Allen Schmaltz

Photo

Computer Scientist

Founder, Reexpress AI, Inc.

Bio

My work at Reexpress AI is focused on scaling Similarity-Distance-Magnitude (SDM) activation functions, SDM calibration, and SDM networks to build reliable, robust, and controllable AI systems for real-world applications.

This line of work is the result of several years of research to develop a new understanding of the statistical behavior of high-dimensional objects and to develop neural networks with uncertainty-aware verification and interpretability-by-exemplar as intrinsic properties.

My blog post “The Determinants of Controllable AGI” has a high-level, non-technical overview of the broader implications of this work.

In summary, this line of work is based on a novel decoupling of the sources of epistemic uncertainty for high-dimensional models via a new activation function that adds Similarity (i.e., correctly predicted depth-matches into training)-awareness and Distance-to-training-distribution-awareness to the existing output Magnitude (i.e., decision-boundary)-awareness of the softmax function. Conceptually this new function is:

\[\rm{SDM}(\mathbf{z})_i = \frac{ {\rm{Similarity}}^{\rm{Distance} \cdot \rm{Magnitude}_i} }{ \sum^C_{c=1} { {\rm{Similarity}}^{\rm{Distance} \cdot \rm{Magnitude}_c} } }\]

with a corresponding negative log likelihood loss that takes into account the change of base.

A series of distributional transforms over the output of the SDM activation function then yields an estimator that is remarkably robust to distribution shifts and yields an easy to understand quantity of interest, index-conditional calibration. The SDM estimator demonstrates that for large language models (LLMs), there are regions of the output distribution that are low variation and high-probability that can be reliably detected. Existing estimators marginalize over the distinctions in these regions, which can cause unexpected behavior at test-time, rendering moot any statistical assurances and rendering unreliable the empirical patterns observed during model development.

Importantly, this also leads to a deeper understanding of the limits and possibilities of the large parameter neural networks, and it provides a concrete goal for building much larger models that end-users can trust.

In particular, controllable Artificial Intelligence can be defined as the separation of aleatoric (irreducible) uncertainty and epistemic (reducible) uncertainty in regions of high-probability and near-zero dispersion over the output distributions of high-dimensional models with non-identifiable parameters (e.g., LLMs). This is achievable with SDM estimators at current scales for targeted tasks, with tasks and outputs unlike those seen in the observed data rejected by the verifier. By extension, we can then define controllable Artificial General Intelligence (AGI) as this same behavior, but over arbitrary tasks and input modalities, with the cardinality of the non-admitted points approaching zero. Achieving this behavior is the long-term goal of Reexpress AI.

More concretely, controllable AI is an SDM-based model for which \(\hat{p}(y \mid \mathbf{x})_{\rm{lower}}\) is an index-conditional calibrated estimator of the predictive uncertainty over output verification and \(\mid \{ \mathbf{x} \in \mathcal{D}_\rm{te} ~:~ \hat{p}(y \mid \mathbf{x})_{\rm{lower}} = \bot \} \mid \rightarrow 0\) for some \(\alpha'\) near 1 over domain-specific tasks.
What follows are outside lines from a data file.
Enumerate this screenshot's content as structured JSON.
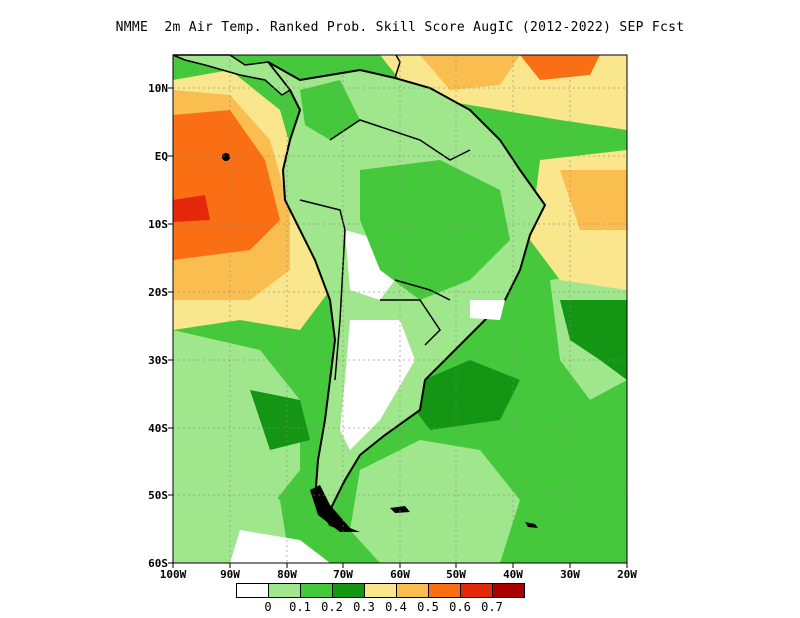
{
  "title": "NMME  2m Air Temp. Ranked Prob. Skill Score AugIC (2012-2022) SEP Fcst",
  "axes": {
    "lat_ticks": [
      "10N",
      "EQ",
      "10S",
      "20S",
      "30S",
      "40S",
      "50S",
      "60S"
    ],
    "lon_ticks": [
      "100W",
      "90W",
      "80W",
      "70W",
      "60W",
      "50W",
      "40W",
      "30W",
      "20W"
    ]
  },
  "colorbar": {
    "colors": [
      "#ffffff",
      "#a0e68c",
      "#46c83c",
      "#149614",
      "#fae68c",
      "#fabe50",
      "#fa6e14",
      "#e6280a",
      "#aa0000"
    ],
    "labels": [
      "0",
      "0.1",
      "0.2",
      "0.3",
      "0.4",
      "0.5",
      "0.6",
      "0.7"
    ]
  },
  "colors": {
    "ocean_green": "#46c83c",
    "land_green": "#a0e68c",
    "warm_orange": "#fa6e14",
    "coast": "#000000"
  }
}
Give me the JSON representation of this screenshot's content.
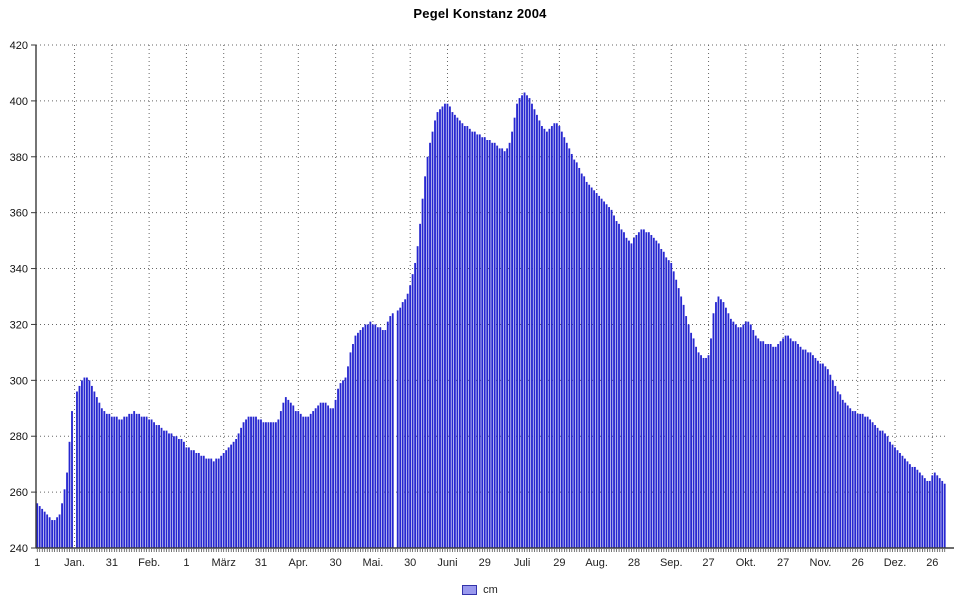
{
  "chart_data": {
    "type": "bar",
    "title": "Pegel Konstanz 2004",
    "legend_label": "cm",
    "unit": "cm",
    "ylim": [
      240,
      420
    ],
    "yticks": [
      240,
      260,
      280,
      300,
      320,
      340,
      360,
      380,
      400,
      420
    ],
    "grid": "dotted",
    "legend_position": "bottom-center",
    "colors": {
      "bar": "#2727d0",
      "axis": "#3a3a3a",
      "grid": "#666666",
      "legend_fill": "#9999ee",
      "legend_border": "#3333aa",
      "text": "#111111"
    },
    "xticks": [
      {
        "day": 1,
        "label": "1"
      },
      {
        "day": 16,
        "label": "Jan."
      },
      {
        "day": 31,
        "label": "31"
      },
      {
        "day": 46,
        "label": "Feb."
      },
      {
        "day": 61,
        "label": "1"
      },
      {
        "day": 76,
        "label": "März"
      },
      {
        "day": 91,
        "label": "31"
      },
      {
        "day": 106,
        "label": "Apr."
      },
      {
        "day": 121,
        "label": "30"
      },
      {
        "day": 136,
        "label": "Mai."
      },
      {
        "day": 151,
        "label": "30"
      },
      {
        "day": 166,
        "label": "Juni"
      },
      {
        "day": 181,
        "label": "29"
      },
      {
        "day": 196,
        "label": "Juli"
      },
      {
        "day": 211,
        "label": "29"
      },
      {
        "day": 226,
        "label": "Aug."
      },
      {
        "day": 241,
        "label": "28"
      },
      {
        "day": 256,
        "label": "Sep."
      },
      {
        "day": 271,
        "label": "27"
      },
      {
        "day": 286,
        "label": "Okt."
      },
      {
        "day": 301,
        "label": "27"
      },
      {
        "day": 316,
        "label": "Nov."
      },
      {
        "day": 331,
        "label": "26"
      },
      {
        "day": 346,
        "label": "Dez."
      },
      {
        "day": 361,
        "label": "26"
      }
    ],
    "values": [
      256,
      255,
      254,
      253,
      252,
      251,
      250,
      250,
      251,
      252,
      256,
      261,
      267,
      278,
      289,
      null,
      296,
      298,
      300,
      301,
      301,
      300,
      298,
      296,
      294,
      292,
      290,
      289,
      288,
      288,
      287,
      287,
      287,
      286,
      286,
      287,
      287,
      288,
      288,
      289,
      288,
      288,
      287,
      287,
      287,
      286,
      286,
      285,
      284,
      284,
      283,
      282,
      282,
      281,
      281,
      280,
      280,
      279,
      279,
      278,
      276,
      276,
      275,
      275,
      274,
      274,
      273,
      273,
      272,
      272,
      272,
      271,
      272,
      272,
      273,
      274,
      275,
      276,
      277,
      278,
      279,
      281,
      283,
      285,
      286,
      287,
      287,
      287,
      287,
      286,
      286,
      285,
      285,
      285,
      285,
      285,
      285,
      286,
      289,
      292,
      294,
      293,
      292,
      291,
      289,
      289,
      288,
      287,
      287,
      287,
      288,
      289,
      290,
      291,
      292,
      292,
      292,
      291,
      290,
      290,
      293,
      297,
      299,
      300,
      301,
      305,
      310,
      313,
      316,
      317,
      318,
      319,
      320,
      320,
      321,
      320,
      320,
      319,
      319,
      318,
      318,
      321,
      323,
      324,
      null,
      325,
      326,
      328,
      329,
      331,
      334,
      338,
      342,
      348,
      356,
      365,
      373,
      380,
      385,
      389,
      393,
      396,
      397,
      398,
      399,
      399,
      398,
      396,
      395,
      394,
      393,
      392,
      391,
      391,
      390,
      389,
      389,
      388,
      388,
      387,
      387,
      386,
      386,
      385,
      385,
      384,
      383,
      383,
      382,
      383,
      385,
      389,
      394,
      399,
      401,
      402,
      403,
      402,
      401,
      399,
      397,
      395,
      393,
      391,
      390,
      389,
      390,
      391,
      392,
      392,
      391,
      389,
      387,
      385,
      383,
      381,
      379,
      378,
      376,
      374,
      373,
      371,
      370,
      369,
      368,
      367,
      366,
      365,
      364,
      363,
      362,
      361,
      359,
      357,
      356,
      354,
      353,
      351,
      350,
      349,
      351,
      352,
      353,
      354,
      354,
      353,
      353,
      352,
      351,
      350,
      349,
      347,
      346,
      344,
      343,
      342,
      339,
      336,
      333,
      330,
      327,
      323,
      320,
      317,
      315,
      312,
      310,
      309,
      308,
      308,
      309,
      315,
      324,
      328,
      330,
      329,
      328,
      326,
      324,
      322,
      321,
      320,
      319,
      319,
      320,
      321,
      321,
      320,
      318,
      316,
      315,
      314,
      314,
      313,
      313,
      313,
      312,
      312,
      313,
      314,
      315,
      316,
      316,
      315,
      314,
      314,
      313,
      312,
      311,
      311,
      310,
      310,
      309,
      308,
      307,
      306,
      306,
      305,
      304,
      302,
      300,
      298,
      296,
      295,
      293,
      292,
      291,
      290,
      289,
      289,
      288,
      288,
      288,
      287,
      287,
      286,
      285,
      284,
      283,
      282,
      282,
      281,
      280,
      278,
      277,
      276,
      275,
      274,
      273,
      272,
      271,
      270,
      269,
      269,
      268,
      267,
      266,
      265,
      264,
      264,
      266,
      267,
      266,
      265,
      264,
      263
    ]
  }
}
Controllable AGI is an SDM-based model for which \(\hat{p}(y \mid \mathbf{x})_{\rm{lower}}\) is an index-conditional calibrated estimator of the predictive uncertainty over output verification and \(\mid \{ \mathbf{x} \in \mathcal{D}_\rm{te} ~:~ \hat{p}(y \mid \mathbf{x})_{\rm{lower}} = \bot \} \mid \rightarrow 0\) for some \(\alpha'\) near 1 over arbitrary tasks.


Overview figure for an SDM network.
SDM networks are uncertainty-aware via a robust estimator of index-conditional calibration, \(\hat{p}(y \mid \mathbf{x})_{\rm{lower}}\), over output verification (i.e., binary classification of instruction-following); intrinsically introspectable via depth-matching into a training set (\(\mathcal{D}_{\rm{tr}}\)) and correspondence to comparable points in a held-out calibration set (\(\mathcal{D}_{\rm{ca}}\)) via \(\left\lfloor\tilde{q}\right\rfloor\), which is a stable mapping and summary of the epistemic uncertainty signals of \(\rm{Similarity}\), \(\rm{Distance}\), and \(\rm{Magnitude}\); and updatable via a fine-tuning process to maximize the proportion of verifiable high-probability generations. Decoding proceeds by generating from the distribution of \(\rm{SDM}(\mathbf{z}_{\rm{neg}}, \mathbf{z}_{\rm{pos}})\) up to a control token at the unit-of-analysis of the verification labels. Decoding then continues, or other branching actions are taken, based on \(\hat{p}(y \mid \mathbf{x})_{\rm{lower}}\).